This is a slight variation of a theme, I was already blogging about some time ago. But I recently had a discussion with a colleague and thought it would be worthwhile to share my notes here. So what might go wrong if you control for post-treatment variables in your statistical model? From economists you might hear something like “a post-treatment variable is endogenous, and you shouldn’t control for endogenous variables”. But that’s too vague of an answer. Take for example the following setting, which is inspired by my own research.
There is a large literature documenting that firms which are predominantly owned by single families often invest less in innovation and R&D. Reasons for this are that family owners often want to keep tight control over the company, which leads to conservatism in their decision-making and a reluctance to involve outside investors.
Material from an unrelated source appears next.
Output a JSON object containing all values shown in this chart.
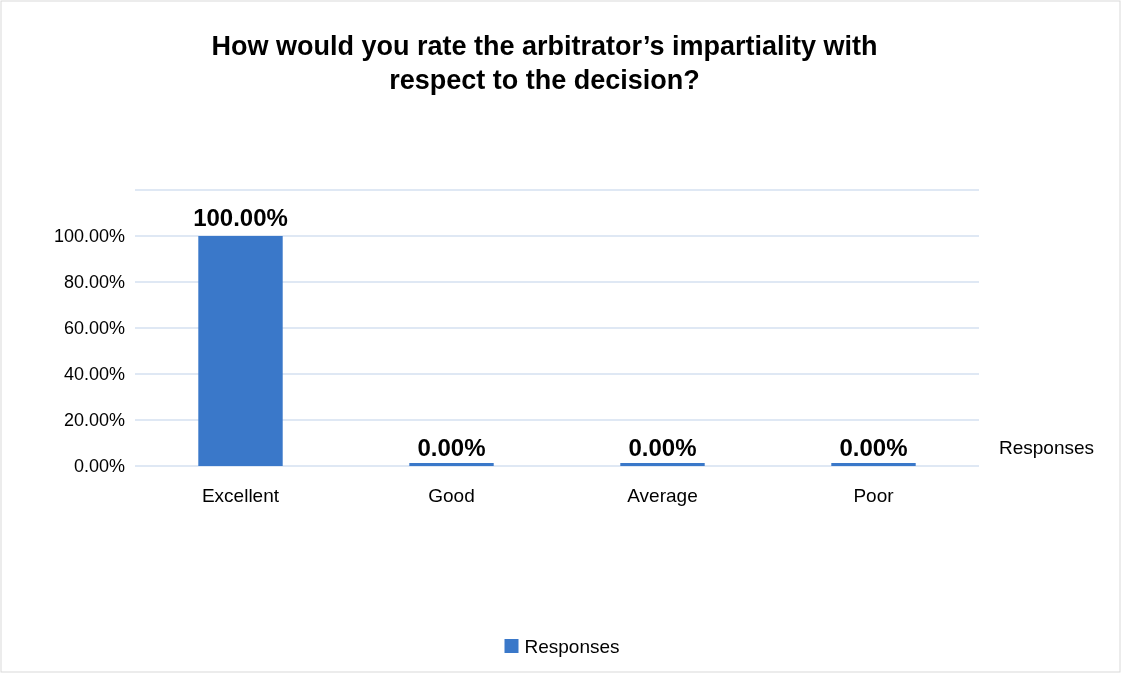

This makes it harder for them to finance risky and expensive R&D projects. Obviously, in the long-run, this will have an effect on performance, if family firms invest too little in new product development and optimizing their production processes.
Now imagine I want to analyze the relationship between family ownership and firm performance, but I’m not really interested in R&D expenditures. Maybe I want to investigate another phenomenon related to family owners and the innovation aspect is already too well researched to care for it anymore. At the same time though I know that R&D expenditures are an important factor and I should better account for it. So if the graph above is indeed the correct model, I could include R&D ependitures in my regression to hold them constant across firms. Any effect of innovation spending on performance would then be eliminated and I could focus on whatever else I’m interested in. This works even though R&D expenditures are an endogenous, post-treatment variable in the model (you can see this by the arrow that points into it).
So far no problem. But the situation changes dramatically if we add an unobserved confounder.
Now R&D expenditures become what we call a collider variable, because two arrows, one emitted from family ownership and the other from U, meet in it. Colliders are a tricky business because they open up biasing paths if we control for them (here: family ownership R&D expenditures U firm performance). They are almost like landmines in empirical research. Left alone they do no harm, but once you condition on them you end up with estimation bias.
Unfortunately, it’s quite likely that there are unobserved variables that affect both R&D expenditures and firm performance, such as general management quality or a particularly well-trained workforce. Therefore, collider bias is a huge risk when controlling for post-treatment variables.
Sometimes people operate under the vague notion that if they include post-treatment variables in a regression they could get at a causal effect “net of this variable”. Or put differently, they think they could say something about the different causal mechanisms that are at play. This view is tricky, if not mistaken! Because if there are unobserved confounders between the outcome and the intermediate variable, like in the example above, it’s impossible to keep the two causal mechanisms apart. That’s exactly why mediation analysis is so hard. Kosuke Imai and coauthors have developed a sensitivity analysis, which allows you to check whether your mediation analysis remains robust to a mediator-outcome-correlation. If you’re interested in mediation analysis, you can also check out this previous post of mine.
In any case, stay safe and watch out for collider bias!